Genau! Und wie sonst meinst du, daß Kinder lesen lernen??? Göttliche Gebung???
Ich vestehe beim besten Willen nicht was daran auszusetzen ist.

Das ist völliger Unsinn. Ich kenne etliche Kinder, die trotz
Hochbegabung völlig normal durch ihr Schulleben und später in
den Beruf gegangen sind.

Durchaus klar. Allerdings, Kinder die einen extrem hohes IQ haben und mit 10 schon Kenntnissen haben, die sich selbst aus eigenwille beigebracht haben und die erst bei 18 jährigen üblich sind, haben sehr wohl meistens große Probleme. Daß du ein paar Beispiele kennst freut mich sehr für sie, aber es ist sicher nicht die regel.

Genau diese Art von übertriebener Erwartungshaltung seitens
der Eltern meine ich.

WEr lesen kann ist im vorteil!!!
Ich kann nicht oft genug betonen, daß ich ihm das niemals aufzwingen würde und er macht das weil es IHM Spaß macht. Und genauso wie er gelegentlich mit dem Auto spielen will, so viel öfters mag er diese Buchstaben malen (nur als Beispiel).

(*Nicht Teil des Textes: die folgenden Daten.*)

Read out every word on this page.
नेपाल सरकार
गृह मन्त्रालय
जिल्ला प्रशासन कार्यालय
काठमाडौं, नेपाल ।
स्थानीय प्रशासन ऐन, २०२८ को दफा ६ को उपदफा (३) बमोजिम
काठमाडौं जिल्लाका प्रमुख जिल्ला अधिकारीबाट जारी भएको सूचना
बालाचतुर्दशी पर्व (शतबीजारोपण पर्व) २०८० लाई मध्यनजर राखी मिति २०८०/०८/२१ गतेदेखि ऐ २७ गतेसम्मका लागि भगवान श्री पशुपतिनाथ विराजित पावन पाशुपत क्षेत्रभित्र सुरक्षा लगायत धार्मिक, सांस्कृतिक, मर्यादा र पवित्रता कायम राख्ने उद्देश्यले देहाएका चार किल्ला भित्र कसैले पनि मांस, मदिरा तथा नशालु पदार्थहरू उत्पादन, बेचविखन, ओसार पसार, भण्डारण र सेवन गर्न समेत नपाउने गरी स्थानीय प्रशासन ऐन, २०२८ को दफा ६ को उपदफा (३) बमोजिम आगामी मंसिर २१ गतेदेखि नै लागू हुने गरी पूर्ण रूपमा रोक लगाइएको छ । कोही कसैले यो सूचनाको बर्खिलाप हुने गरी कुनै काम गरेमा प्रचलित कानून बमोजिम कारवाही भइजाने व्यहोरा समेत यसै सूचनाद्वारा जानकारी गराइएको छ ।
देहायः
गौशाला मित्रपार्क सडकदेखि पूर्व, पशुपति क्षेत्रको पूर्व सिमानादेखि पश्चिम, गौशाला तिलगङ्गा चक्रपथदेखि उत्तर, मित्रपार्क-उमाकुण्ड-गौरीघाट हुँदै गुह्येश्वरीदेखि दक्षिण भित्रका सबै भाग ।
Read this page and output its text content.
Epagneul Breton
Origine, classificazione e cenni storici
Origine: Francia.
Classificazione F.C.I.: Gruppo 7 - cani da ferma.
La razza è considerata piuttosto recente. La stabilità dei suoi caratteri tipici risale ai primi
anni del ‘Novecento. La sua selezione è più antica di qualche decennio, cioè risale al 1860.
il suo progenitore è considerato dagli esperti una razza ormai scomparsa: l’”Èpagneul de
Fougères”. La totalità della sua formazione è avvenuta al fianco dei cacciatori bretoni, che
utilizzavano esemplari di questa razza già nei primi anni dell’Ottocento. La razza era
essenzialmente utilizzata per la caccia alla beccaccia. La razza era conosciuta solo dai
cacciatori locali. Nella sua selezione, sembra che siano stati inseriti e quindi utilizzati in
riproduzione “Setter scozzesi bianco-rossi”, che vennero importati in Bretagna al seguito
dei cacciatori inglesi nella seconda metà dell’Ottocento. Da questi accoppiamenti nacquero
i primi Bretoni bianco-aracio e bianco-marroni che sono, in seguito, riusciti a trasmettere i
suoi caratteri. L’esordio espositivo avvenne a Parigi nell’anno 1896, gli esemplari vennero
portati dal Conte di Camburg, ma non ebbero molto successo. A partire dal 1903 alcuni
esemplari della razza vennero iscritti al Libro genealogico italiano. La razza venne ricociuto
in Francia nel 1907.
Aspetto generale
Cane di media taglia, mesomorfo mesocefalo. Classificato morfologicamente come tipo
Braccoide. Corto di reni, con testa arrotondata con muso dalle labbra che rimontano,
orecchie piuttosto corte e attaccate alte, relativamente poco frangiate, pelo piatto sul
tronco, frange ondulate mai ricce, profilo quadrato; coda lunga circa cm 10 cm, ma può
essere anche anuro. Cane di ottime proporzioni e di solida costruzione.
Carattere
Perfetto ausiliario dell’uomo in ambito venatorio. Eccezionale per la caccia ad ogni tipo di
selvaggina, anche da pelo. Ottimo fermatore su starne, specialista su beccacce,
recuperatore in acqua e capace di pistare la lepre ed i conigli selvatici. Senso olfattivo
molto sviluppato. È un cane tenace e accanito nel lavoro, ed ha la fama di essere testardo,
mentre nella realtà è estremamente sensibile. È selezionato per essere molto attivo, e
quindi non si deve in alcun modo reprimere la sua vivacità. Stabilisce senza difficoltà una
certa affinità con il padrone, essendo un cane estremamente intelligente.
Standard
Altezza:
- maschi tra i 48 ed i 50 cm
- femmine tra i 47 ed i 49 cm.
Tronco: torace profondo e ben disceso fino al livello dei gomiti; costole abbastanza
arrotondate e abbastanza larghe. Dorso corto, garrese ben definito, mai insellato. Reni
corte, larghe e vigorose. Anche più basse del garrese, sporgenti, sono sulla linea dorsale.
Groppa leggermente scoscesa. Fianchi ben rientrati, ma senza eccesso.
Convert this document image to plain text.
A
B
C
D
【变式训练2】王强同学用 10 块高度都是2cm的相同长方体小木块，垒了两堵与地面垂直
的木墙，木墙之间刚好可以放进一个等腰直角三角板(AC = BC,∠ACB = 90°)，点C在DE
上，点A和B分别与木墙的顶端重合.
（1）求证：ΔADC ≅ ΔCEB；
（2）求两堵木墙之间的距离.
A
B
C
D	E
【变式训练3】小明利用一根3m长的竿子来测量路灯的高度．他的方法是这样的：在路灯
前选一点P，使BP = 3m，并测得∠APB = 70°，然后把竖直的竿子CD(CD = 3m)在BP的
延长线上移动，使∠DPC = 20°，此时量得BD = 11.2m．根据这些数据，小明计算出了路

Wenn Du dahinter eine Mutter vermutest, die in ihm hohen Erwartungen sezt, dann liegst du schlich und einfach falsch.

Wenn du deinem Sohn vermittelst, dass er
etwas kann, dass für dich

STOOOOOOOPPPP!!! Kannst Du mir die Stelle nennen wo ich gesagt oder angedeutet habe, daß er das für mich oder weil ich ihm dazu zwinge tut??? ich glaube ich habe es nirgends gesagt und werde es auch nicht tun, weil das einfach eine Lüge wäre!! Wenn er nach Hause kommt, darf er spielen und tun un lassen was er will (es gibt ein paar Grenzen, aber das sind die sonst üblichen, zB. mässig TV, Essen grundsätzlich in die Küche,…)

irgendwas mit Lesen oder
Schreiben zutun hat, dann ist das klar, dass er irgendwann
Frust schieben wird, spätestens dann, wenn er in die Schule
kommt und merkt, dass Lesen und Schreiben tatsächlich
etwas ganz anderes ist.

Bist Du Hellseherin???Hast Du die Glaskugel vor dir liegen???

Häh? Glaubst du auch, dass seine spätere Lehrerin davon
irgendwas verstehen wird? Es wird deinem Sohn beim Lesen
lernen nicht helfen, wenn er beim Anblick von „o“ denkt
„Kreis“ und nicht „o“. Eher im Gegenteil.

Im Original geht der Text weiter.